Дежурный охраны молчал. Тогда комендант К. распорядился немедленно уволить его «за нарушение устава» – за то, собственно, что он не застрелил Есенина. Вместе с тем у Есенина была немедленно взята комната, он опять несколько дней жил у меня, а вскоре комендант отдал распоряжение охране совсем не пускать в «Люкс» Есенина, даже ко мне.
Через несколько дней мне, однако, удалось настоять, чтобы комендант отменил свое распоряжение о Есенине. Есенина снова пускали ко мне, но только не разрешали ночевать. Впрочем, удалось преодолеть и это препятствие, но… ко мне приехал писатель Скиталец и Есенин стал бывать у меня реже. Есенин не любил его. За что? Трудно сказать. Он просто не любил этого громадного, мрачного и скрытного человека.
– Что ты с ним возишься? – как-то сказал мне Есенин. – В нем ничего нет… это труп!..
Он вообще своеобразно резок был в своих определениях, в особенности о тех людях, которых не любил.
Теперь Есенин жил у Кусикова, а Скиталец жил у меня. Есенин приходил все реже и реже. Он окончательно погрузился в свой имажинизм и был в кругу только своей поэтической группы. Иногда мы встречались в «Домино», иногда в кабачке на Георгиевском, где продавали спирт. В это время Есенин начал довольно сильно пить.
Помню один случай в этом кабачке. Сидим: Есенин, Скиталец, Кусиков, Петр Маныч и я. Петр Маныч, изумительный рассказчик, рассказывает содержание своей новой повести, которую он называл, кажется, «Варсонофий-Невходящий-во-Храм». Это был замечательный рассказ о монахе, совершившем какое-то тяжкое преступление и в муках искупающем свой грех. Он не может войти во храм до тех пор, пока не кончит наложенного на него искуса. Маныч рассказывал долго, водка была забыта, Есенин слушал, впрочем, как и все мы, с напряженным вниманием. Когда Маныч кончил повествование, Есенин с пылающими глазами прочитал свою «Марфу Посадницу». И прочитал так, что даже для Есенина такое чтение можно было считать исключительным по силе. Водка по-прежнему стояла нетронутой. Чтение Есенина оставило едва ли меньшее впечатление, чем рассказ Маныча. Есенин почувствовал искренность нашего восторга, закинул голову, вытянул руку и прочитал еще несколько стихотворений. Он был сильно возбужден. И, завладев общим вниманием, он тут же рассказал всем нам свои великие муки, когда он был солдатом, как издевались над ним офицеры, когда он вынужден был жить у какого-то полковника, приближенного ко двору, как заставляли его писать хвалебные стихи и оды царю и придворной камарилье. Есенин отказался и попал в дисциплинарный батальон, откуда его вырвала только революция…

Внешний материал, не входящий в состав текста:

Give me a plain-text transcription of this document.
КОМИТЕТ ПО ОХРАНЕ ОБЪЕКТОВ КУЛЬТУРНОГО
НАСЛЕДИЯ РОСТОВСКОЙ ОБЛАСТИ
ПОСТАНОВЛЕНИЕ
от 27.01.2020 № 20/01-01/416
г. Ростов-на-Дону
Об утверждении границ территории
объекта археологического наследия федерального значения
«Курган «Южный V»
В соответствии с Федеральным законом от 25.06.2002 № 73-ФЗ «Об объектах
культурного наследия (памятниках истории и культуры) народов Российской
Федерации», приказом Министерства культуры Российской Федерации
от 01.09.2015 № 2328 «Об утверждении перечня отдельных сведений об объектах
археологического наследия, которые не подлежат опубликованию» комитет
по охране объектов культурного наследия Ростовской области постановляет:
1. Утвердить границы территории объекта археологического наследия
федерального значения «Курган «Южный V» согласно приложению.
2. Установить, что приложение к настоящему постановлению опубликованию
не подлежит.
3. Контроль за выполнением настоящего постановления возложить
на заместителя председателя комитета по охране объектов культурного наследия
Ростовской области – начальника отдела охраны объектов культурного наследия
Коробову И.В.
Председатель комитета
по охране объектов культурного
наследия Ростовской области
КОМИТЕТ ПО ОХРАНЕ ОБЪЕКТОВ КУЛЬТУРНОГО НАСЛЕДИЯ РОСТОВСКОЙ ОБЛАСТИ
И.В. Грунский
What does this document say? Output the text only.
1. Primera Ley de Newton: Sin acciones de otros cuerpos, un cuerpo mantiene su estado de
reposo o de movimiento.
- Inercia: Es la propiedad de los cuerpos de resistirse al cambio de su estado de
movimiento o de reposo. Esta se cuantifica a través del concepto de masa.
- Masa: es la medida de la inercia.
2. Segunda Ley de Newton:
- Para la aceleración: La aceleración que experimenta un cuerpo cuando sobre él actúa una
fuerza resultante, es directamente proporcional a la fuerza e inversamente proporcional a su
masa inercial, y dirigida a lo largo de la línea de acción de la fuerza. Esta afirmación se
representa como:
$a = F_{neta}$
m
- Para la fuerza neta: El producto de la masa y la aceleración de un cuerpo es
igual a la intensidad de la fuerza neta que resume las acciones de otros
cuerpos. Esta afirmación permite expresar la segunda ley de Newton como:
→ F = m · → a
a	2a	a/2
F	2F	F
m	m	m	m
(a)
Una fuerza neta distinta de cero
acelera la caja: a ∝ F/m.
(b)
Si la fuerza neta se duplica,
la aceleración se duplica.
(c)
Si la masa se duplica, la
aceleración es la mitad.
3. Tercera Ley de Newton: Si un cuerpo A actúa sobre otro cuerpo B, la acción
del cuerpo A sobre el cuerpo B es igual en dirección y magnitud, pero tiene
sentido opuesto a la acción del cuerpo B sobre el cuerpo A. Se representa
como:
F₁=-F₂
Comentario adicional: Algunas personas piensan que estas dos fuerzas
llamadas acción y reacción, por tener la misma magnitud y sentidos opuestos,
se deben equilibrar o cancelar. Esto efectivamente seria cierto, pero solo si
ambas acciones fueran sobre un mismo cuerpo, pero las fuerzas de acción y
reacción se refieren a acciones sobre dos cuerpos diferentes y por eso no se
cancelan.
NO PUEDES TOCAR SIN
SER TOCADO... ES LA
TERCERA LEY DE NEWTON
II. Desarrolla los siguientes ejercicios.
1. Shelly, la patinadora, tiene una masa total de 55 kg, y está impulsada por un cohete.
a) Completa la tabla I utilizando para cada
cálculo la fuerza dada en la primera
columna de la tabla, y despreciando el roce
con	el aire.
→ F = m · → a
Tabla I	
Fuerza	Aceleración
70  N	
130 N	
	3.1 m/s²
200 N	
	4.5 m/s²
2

Во время рассказа возбуждение Есенина достигло крайних пределов. В один из моментов наиболее сильного напряжения Есенин схватил стакан, покрыв его своей широкой ладонью, и из всей мочи грохнул им по столу. И только, может быть, потому, что стакан был хрустальный, Есенин не перерезал себе вены. Стакан разлетелся в пыль, сделав только легкие царапины на ладони.